Mergers and Acquisitions
Merger Success Factors
So your firm is merging with another firm. Although the union of your two companies may be challenging, following these merger success factors will help you make the most of the marriage. Ignore them and you may soon regret your decision to get hitched in the first place.
You explored your options and decided that a merger is your company's next step.
That great, but don't get too excited just yet. Mergers don't always have happy endings. In fact, sometimes a merger can be the downfall of two otherwise promising businesses.
The difference between a successful merger and a total bust often boils down to the amount of thought you've given to the company's post-merger reality. If the merger is part of a well-designed strategy, its chance of success will be high. If not, the post merger company will face some difficult challenges.
To keep your merger on track, here are some of the merger success factors you'll need to consider:
- Examine your motives. Successful mergers are built on a foundation of right motives. If your motivation is vanity or the desire to lead a large company, there will be a tendency to overlook warning signs that the merger may not be a viable business decision.
- Be obsessive about planning & strategy. The time you invest in planning and strategy now will pay off during the critical first months that follow the merger – even if the merger is your exit strategy. Planning clarifies everyone's role in the post-merger environment of the company and creates assurances that the consolidated business is positioned to thrive on a go-forward basis.
- Centralize operations quickly. After the merger has been finalized, don't waste any time in centralizing operations and leadership functions. The sooner employees and customers can see visible signs of consolidation, the more confident they will be in the company and its products . . . Not to mention the fact that decentralized operations are a headache you probably aren't ready to deal with at this stage of the game.

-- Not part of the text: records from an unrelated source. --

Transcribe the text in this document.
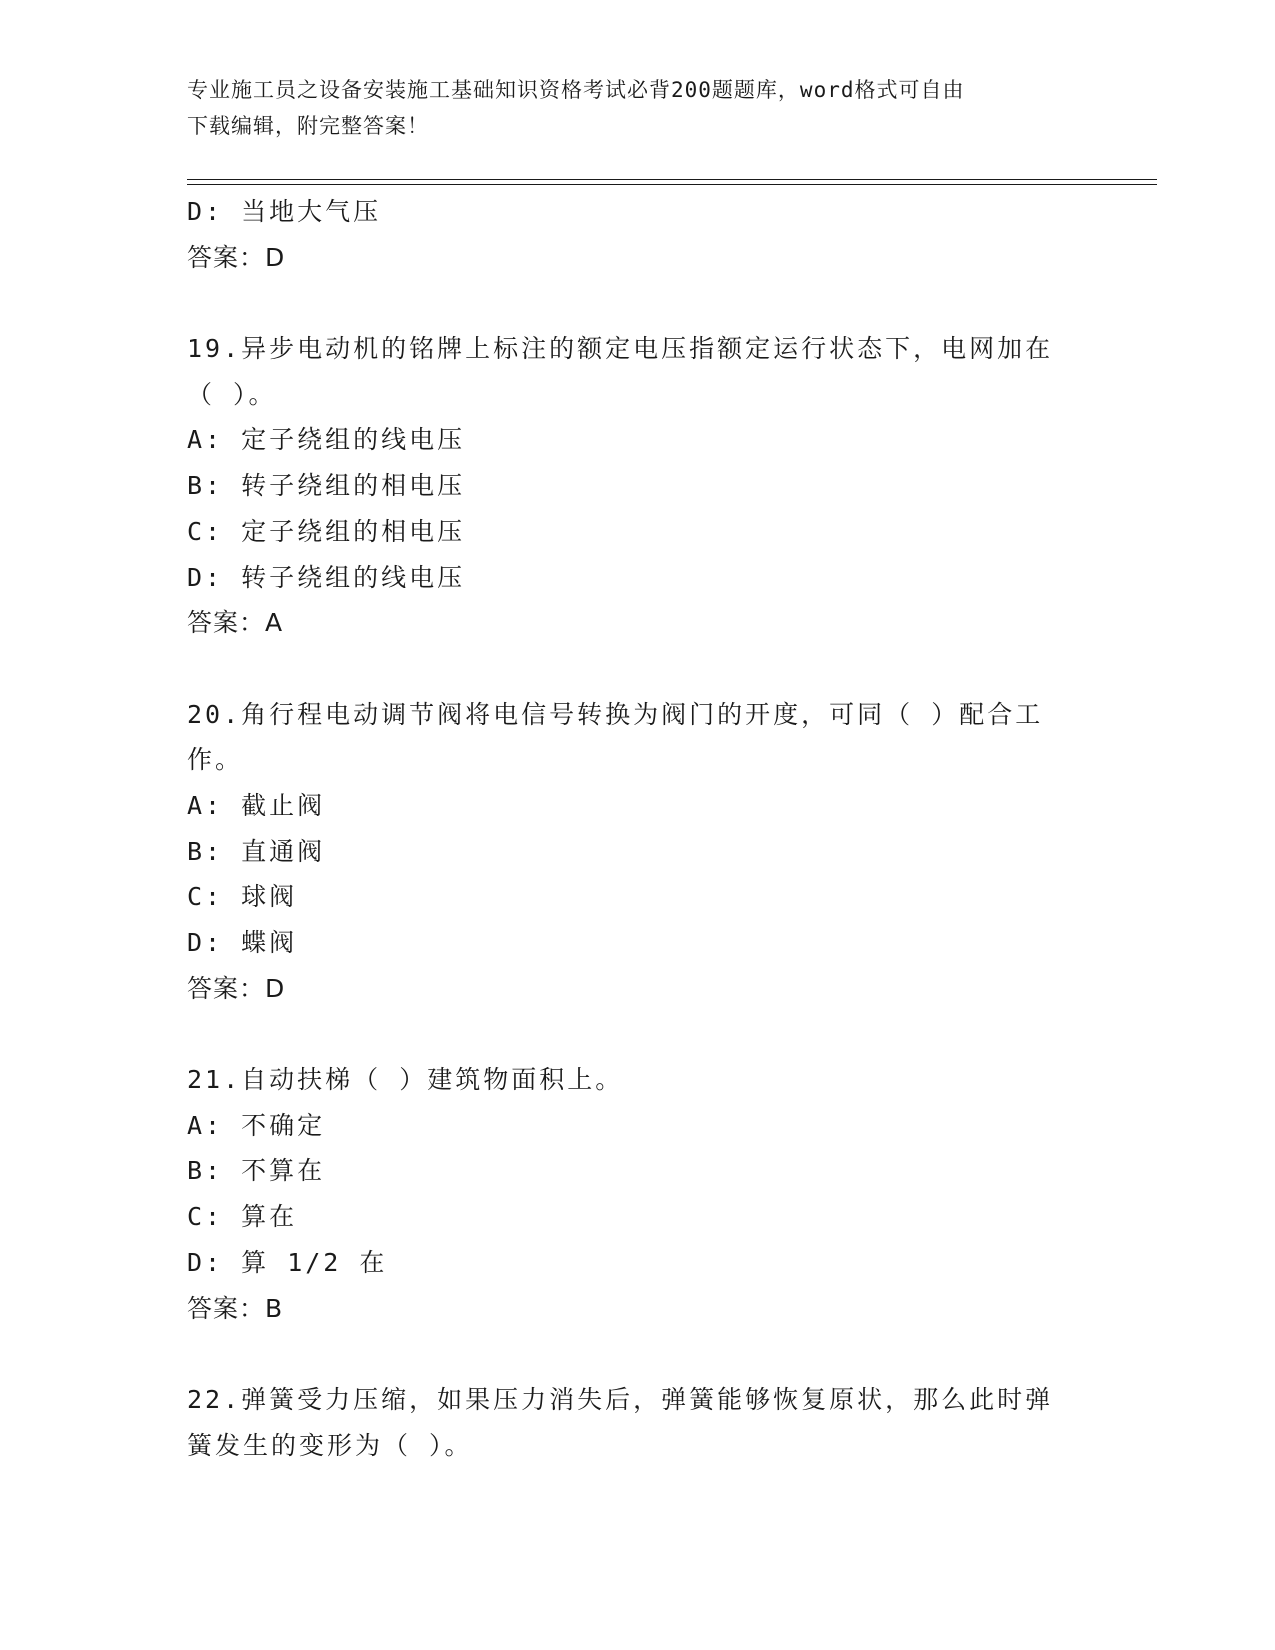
专业施工员之设备安装施工基础知识资格考试必背200题题库，word格式可自由
下载编辑，附完整答案！
D: 当地大气压
答案：D
19.异步电动机的铭牌上标注的额定电压指额定运行状态下，电网加在
（ ）。
A: 定子绕组的线电压
B: 转子绕组的相电压
C: 定子绕组的相电压
D: 转子绕组的线电压
答案：A
20.角行程电动调节阀将电信号转换为阀门的开度，可同（ ）配合工
作。
A: 截止阀
B: 直通阀
C: 球阀
D: 蝶阀
答案：D
21.自动扶梯（ ）建筑物面积上。
A: 不确定
B: 不算在
C: 算在
D: 算 1/2 在
答案：B
22.弹簧受力压缩，如果压力消失后，弹簧能够恢复原状，那么此时弹
簧发生的变形为（ ）。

- Hire strong administrators. Early on, the newly formed company is going to require strong, results-oriented administrators. Until the new company develops its own culture and personality, employees will be tempted to fall back into the patterns and processes that were standard when there were two different companies. Eventually, these folks will adapt or disappear – but in the short term, you'll need leaders who are skilled at keeping your workforce focused on the task at hand.